私と少年のようなののかの出会いは高校一年のとき。
ののかはあらゆる理不尽に抗い、闘っていた。
自身が抱える死までも。
回想の中で綴られる青春と恋。
『天にのぼる』前編

 

 
 もやで月明かりがしたたる夜半、一本の電話があった。
 遠い電話線が伝えてきたのは、手紙では未だ遠く、だがいつかくる未来だった。
 私は相づちを何度か打ち、受話器を置くと喪服の準備を始めた。
 私の最愛の人、紀野 ののかが亡くなった。
 これからこのノートにしたためるのは、わたしとののかの遠い日の思い出である。

「紀野 ののか、立ちなさい」
この名前を耳にするのは高校に入ってまだ一ヶ月だというのにもう十回をかるくこえていた。ぐす、と私の前に座った女子が涙を見せる。クラスの大半はこの女子に同情的で、厄介事ばかり引き起こすののかを目の敵にしていた。

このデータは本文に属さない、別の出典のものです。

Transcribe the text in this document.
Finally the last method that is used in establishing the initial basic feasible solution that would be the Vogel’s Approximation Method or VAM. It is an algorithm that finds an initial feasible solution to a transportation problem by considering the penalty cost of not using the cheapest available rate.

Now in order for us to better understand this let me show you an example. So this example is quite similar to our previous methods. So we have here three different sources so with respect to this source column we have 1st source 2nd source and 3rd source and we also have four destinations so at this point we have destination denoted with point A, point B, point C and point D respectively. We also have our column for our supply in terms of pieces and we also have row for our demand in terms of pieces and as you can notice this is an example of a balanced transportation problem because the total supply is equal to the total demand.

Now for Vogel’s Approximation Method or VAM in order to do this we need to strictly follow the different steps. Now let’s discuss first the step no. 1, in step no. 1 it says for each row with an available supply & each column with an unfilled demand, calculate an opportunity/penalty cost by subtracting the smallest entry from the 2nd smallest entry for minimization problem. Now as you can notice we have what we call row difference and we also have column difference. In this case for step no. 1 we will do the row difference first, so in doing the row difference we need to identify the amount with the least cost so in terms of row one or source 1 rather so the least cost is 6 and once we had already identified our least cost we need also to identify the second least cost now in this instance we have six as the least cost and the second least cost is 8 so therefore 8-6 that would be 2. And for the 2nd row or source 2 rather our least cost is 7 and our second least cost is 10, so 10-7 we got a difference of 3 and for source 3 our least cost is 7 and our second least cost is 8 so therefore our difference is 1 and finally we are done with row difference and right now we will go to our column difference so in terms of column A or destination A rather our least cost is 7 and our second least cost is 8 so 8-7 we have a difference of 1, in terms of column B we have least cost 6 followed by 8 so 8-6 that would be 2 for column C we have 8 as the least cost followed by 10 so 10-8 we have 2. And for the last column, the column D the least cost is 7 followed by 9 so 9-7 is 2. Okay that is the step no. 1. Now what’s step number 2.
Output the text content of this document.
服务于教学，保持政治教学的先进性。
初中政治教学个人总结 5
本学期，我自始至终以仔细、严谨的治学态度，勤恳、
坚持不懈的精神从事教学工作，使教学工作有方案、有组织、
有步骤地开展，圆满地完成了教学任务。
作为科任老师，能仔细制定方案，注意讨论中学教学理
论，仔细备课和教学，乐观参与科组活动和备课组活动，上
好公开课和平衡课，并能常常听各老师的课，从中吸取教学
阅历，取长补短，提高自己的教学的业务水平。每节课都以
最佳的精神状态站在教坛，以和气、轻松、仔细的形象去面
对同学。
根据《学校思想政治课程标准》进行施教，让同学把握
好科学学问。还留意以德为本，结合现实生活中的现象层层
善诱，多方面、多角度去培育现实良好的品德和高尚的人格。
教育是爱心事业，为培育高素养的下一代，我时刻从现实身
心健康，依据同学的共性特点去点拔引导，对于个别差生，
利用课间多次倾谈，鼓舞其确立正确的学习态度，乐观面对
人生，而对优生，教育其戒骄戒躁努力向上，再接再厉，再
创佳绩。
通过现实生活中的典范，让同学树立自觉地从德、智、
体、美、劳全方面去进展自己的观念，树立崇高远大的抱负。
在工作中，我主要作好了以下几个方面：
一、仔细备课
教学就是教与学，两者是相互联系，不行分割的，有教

 げんに泣いている女子は肉付きが悪く、皮と骨しかない体躯のののかから盛大な飛び蹴りを放たれ、軽い尻もちをついたのだった。
 まわりの女子が手に手にハンカチやカバーのついたティッシュを差し出し、「立ちなさい!」と叱責されて、しぶしぶ起立した窓際のののかを睨んでいた。

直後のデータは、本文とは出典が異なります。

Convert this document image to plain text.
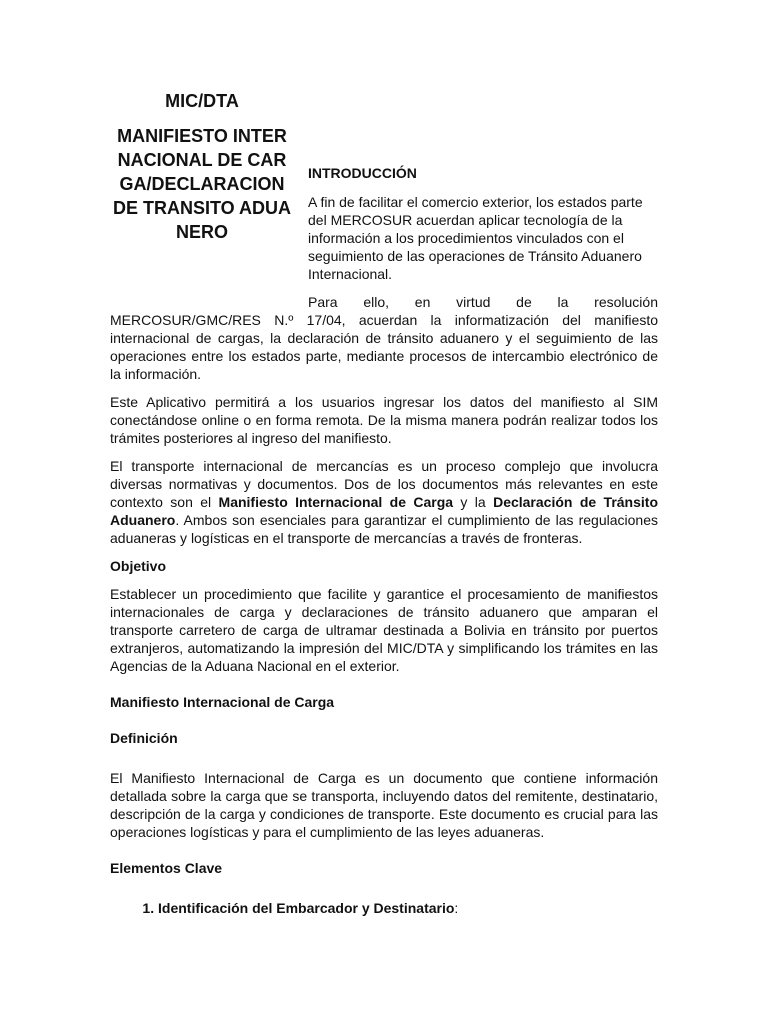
MIC/DTA
MANIFIESTO INTERNACIONAL DE CARGA/DECLARACION DE TRANSITO ADUANERO
INTRODUCCIÓN
A fin de facilitar el comercio exterior, los estados parte del MERCOSUR acuerdan aplicar tecnología de la información a los procedimientos vinculados con el seguimiento de las operaciones de Tránsito Aduanero Internacional.

Para ello, en virtud de la resolución MERCOSUR/GMC/RES N.º 17/04, acuerdan la informatización del manifiesto internacional de cargas, la declaración de tránsito aduanero y el seguimiento de las operaciones entre los estados parte, mediante procesos de intercambio electrónico de la información.

Este Aplicativo permitirá a los usuarios ingresar los datos del manifiesto al SIM conectándose online o en forma remota. De la misma manera podrán realizar todos los trámites posteriores al ingreso del manifiesto.

El transporte internacional de mercancías es un proceso complejo que involucra diversas normativas y documentos. Dos de los documentos más relevantes en este contexto son el Manifiesto Internacional de Carga y la Declaración de Tránsito Aduanero. Ambos son esenciales para garantizar el cumplimiento de las regulaciones aduaneras y logísticas en el transporte de mercancías a través de fronteras.

Objetivo

Establecer un procedimiento que facilite y garantice el procesamiento de manifiestos internacionales de carga y declaraciones de tránsito aduanero que amparan el transporte carretero de carga de ultramar destinada a Bolivia en tránsito por puertos extranjeros, automatizando la impresión del MIC/DTA y simplificando los trámites en las Agencias de la Aduana Nacional en el exterior.

Manifiesto Internacional de Carga
Definición

El Manifiesto Internacional de Carga es un documento que contiene información detallada sobre la carga que se transporta, incluyendo datos del remitente, destinatario, descripción de la carga y condiciones de transporte. Este documento es crucial para las operaciones logísticas y para el cumplimiento de las leyes aduaneras.

Elementos Clave
1. Identificación del Embarcador y Destinatario:
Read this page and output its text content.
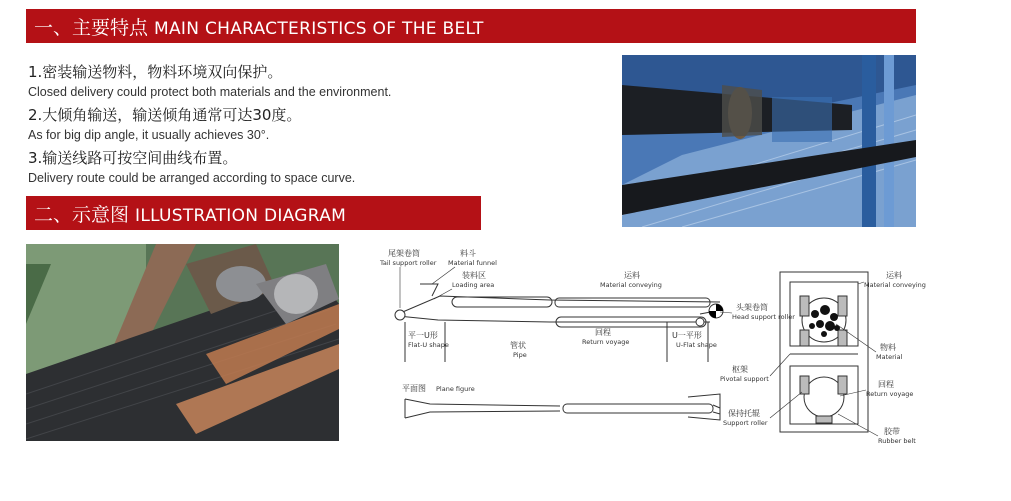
一、主要特点 MAIN CHARACTERISTICS OF THE BELT
1.密装输送物料，物料环境双向保护。
Closed delivery could protect both materials and the environment.
2.大倾角输送，输送倾角通常可达30度。
As for big dip angle, it usually achieves 30°.
3.输送线路可按空间曲线布置。
Delivery route could be arranged according to space curve.
二、示意图 ILLUSTRATION DIAGRAM
尾架卷筒
Tail support roller
料斗
Material funnel
装料区
Loading area
运料
Material conveying
头架卷筒
Head support roller
平一U形
Flat-U shape	管状
Pipe
回程
Return voyage
U一平形
U-Flat shape
平面图 Plane figure
枢架
Pivotal support
保持托辊
Support roller
运料
Material conveying
物料
Material
回程
Return voyage
胶带
Rubber belt
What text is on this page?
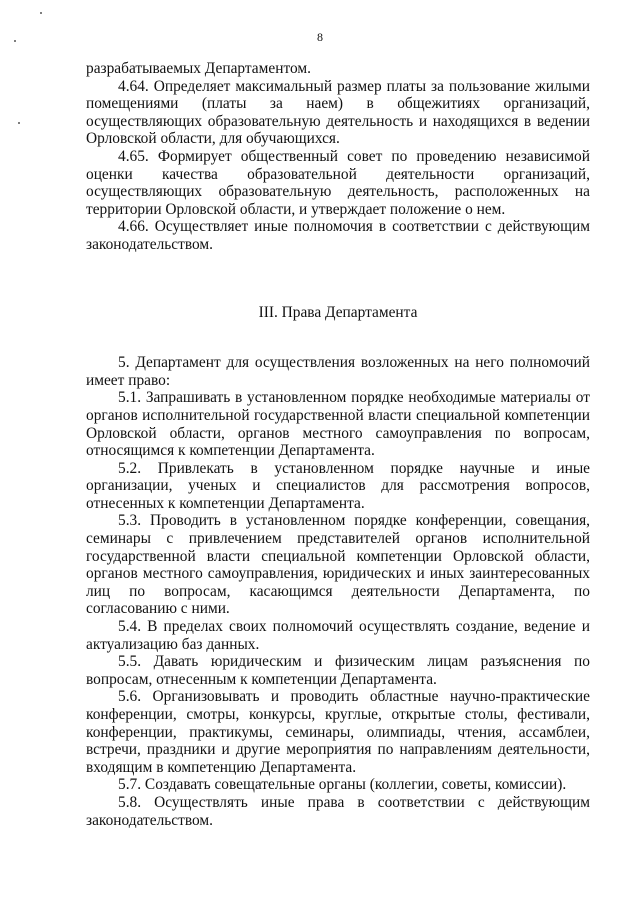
8

разрабатываемых Департаментом.

4.64. Определяет максимальный размер платы за пользование жилыми помещениями (платы за наем) в общежитиях организаций, осуществляющих образовательную деятельность и находящихся в ведении Орловской области, для обучающихся.

4.65. Формирует общественный совет по проведению независимой оценки качества образовательной деятельности организаций, осуществляющих образовательную деятельность, расположенных на территории Орловской области, и утверждает положение о нем.

4.66. Осуществляет иные полномочия в соответствии с действующим законодательством.

III. Права Департамента

5. Департамент для осуществления возложенных на него полномочий имеет право:

5.1. Запрашивать в установленном порядке необходимые материалы от органов исполнительной государственной власти специальной компетенции Орловской области, органов местного самоуправления по вопросам, относящимся к компетенции Департамента.

5.2. Привлекать в установленном порядке научные и иные организации, ученых и специалистов для рассмотрения вопросов, отнесенных к компетенции Департамента.

5.3. Проводить в установленном порядке конференции, совещания, семинары с привлечением представителей органов исполнительной государственной власти специальной компетенции Орловской области, органов местного самоуправления, юридических и иных заинтересованных лиц по вопросам, касающимся деятельности Департамента, по согласованию с ними.

5.4. В пределах своих полномочий осуществлять создание, ведение и актуализацию баз данных.

5.5. Давать юридическим и физическим лицам разъяснения по вопросам, отнесенным к компетенции Департамента.

5.6. Организовывать и проводить областные научно-практические конференции, смотры, конкурсы, круглые, открытые столы, фестивали, конференции, практикумы, семинары, олимпиады, чтения, ассамблеи, встречи, праздники и другие мероприятия по направлениям деятельности, входящим в компетенцию Департамента.

5.7. Создавать совещательные органы (коллегии, советы, комиссии).

5.8. Осуществлять иные права в соответствии с действующим законодательством.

 どうやら彼女たちの友情はお揃いのティッシュカバーのようにそこらに溢れていて、安っぽいものらしい。
「紀野さん、何度目ですか」
 中年の数学教師が教壇から尋ねるとののかは顔を上げた。短くカットした髪が細面の傷つきやすい少年のようなののかによく似合っていた。
「十二度目です」
 生真面目に応じたののかに教師は口元を引きつらせ、私は吹き出しかけた。
「そういうことじゃなく。どうしてこう、問題行動を起こすんですか。今度はなんですか?」「紀野さんが突然蹴ってきたんです!」
 〝突然〟の前には多くの事柄があったのだが、泣いている女子と取り巻きの前には意味をなさないものだった。
 きっと嘘泣きだろう。
「蹴ったんですか!?」
 一歩間違えば、親がいじめだとクレームをつける時代で、この事態は教師にはまずかった。

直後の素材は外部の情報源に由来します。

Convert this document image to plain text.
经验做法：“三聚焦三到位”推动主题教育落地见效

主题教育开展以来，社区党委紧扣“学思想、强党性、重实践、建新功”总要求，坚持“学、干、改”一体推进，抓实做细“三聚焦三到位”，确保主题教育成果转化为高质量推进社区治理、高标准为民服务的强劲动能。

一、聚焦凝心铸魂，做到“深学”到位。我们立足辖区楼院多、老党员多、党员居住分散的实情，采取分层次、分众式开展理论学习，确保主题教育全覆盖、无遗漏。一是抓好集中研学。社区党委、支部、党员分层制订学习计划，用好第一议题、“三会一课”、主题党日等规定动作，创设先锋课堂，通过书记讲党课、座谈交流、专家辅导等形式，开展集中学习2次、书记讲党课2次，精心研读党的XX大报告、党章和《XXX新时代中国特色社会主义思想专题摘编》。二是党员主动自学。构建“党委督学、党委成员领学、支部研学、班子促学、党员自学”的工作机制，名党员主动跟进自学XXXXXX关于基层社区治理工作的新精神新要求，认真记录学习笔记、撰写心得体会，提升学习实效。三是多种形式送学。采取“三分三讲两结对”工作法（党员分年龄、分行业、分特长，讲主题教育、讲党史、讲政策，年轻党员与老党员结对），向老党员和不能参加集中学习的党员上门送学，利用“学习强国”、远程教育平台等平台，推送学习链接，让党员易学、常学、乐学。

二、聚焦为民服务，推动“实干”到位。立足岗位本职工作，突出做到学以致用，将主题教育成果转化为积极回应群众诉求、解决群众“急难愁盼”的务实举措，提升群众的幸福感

 手持ち無沙汰な私は、教科書をパラパラとめくっていた。この学級会で早くも数学の時間は半分潰れていた。
「蹴りました。……でも」
「言い訳はいりません。謝りなさい」
 ぐっとののかが詰まった。小さい面が真っ白になっている。理不尽に怒っていた。女子の嘘泣きがいっそうひどくなる。かわいそうに痛かったよねと声がかぶる。早く終わらないかという無言の雲がクラスに漂いだし、ののかの首を絞めた。いわれなき加害者は歯ぎしりをした。
「先生」
「なんですか神崎君!」
「早く終わりませんか? 授業時間、もう半分しかありません」
 時計を指すと、教師の皺が引きつった。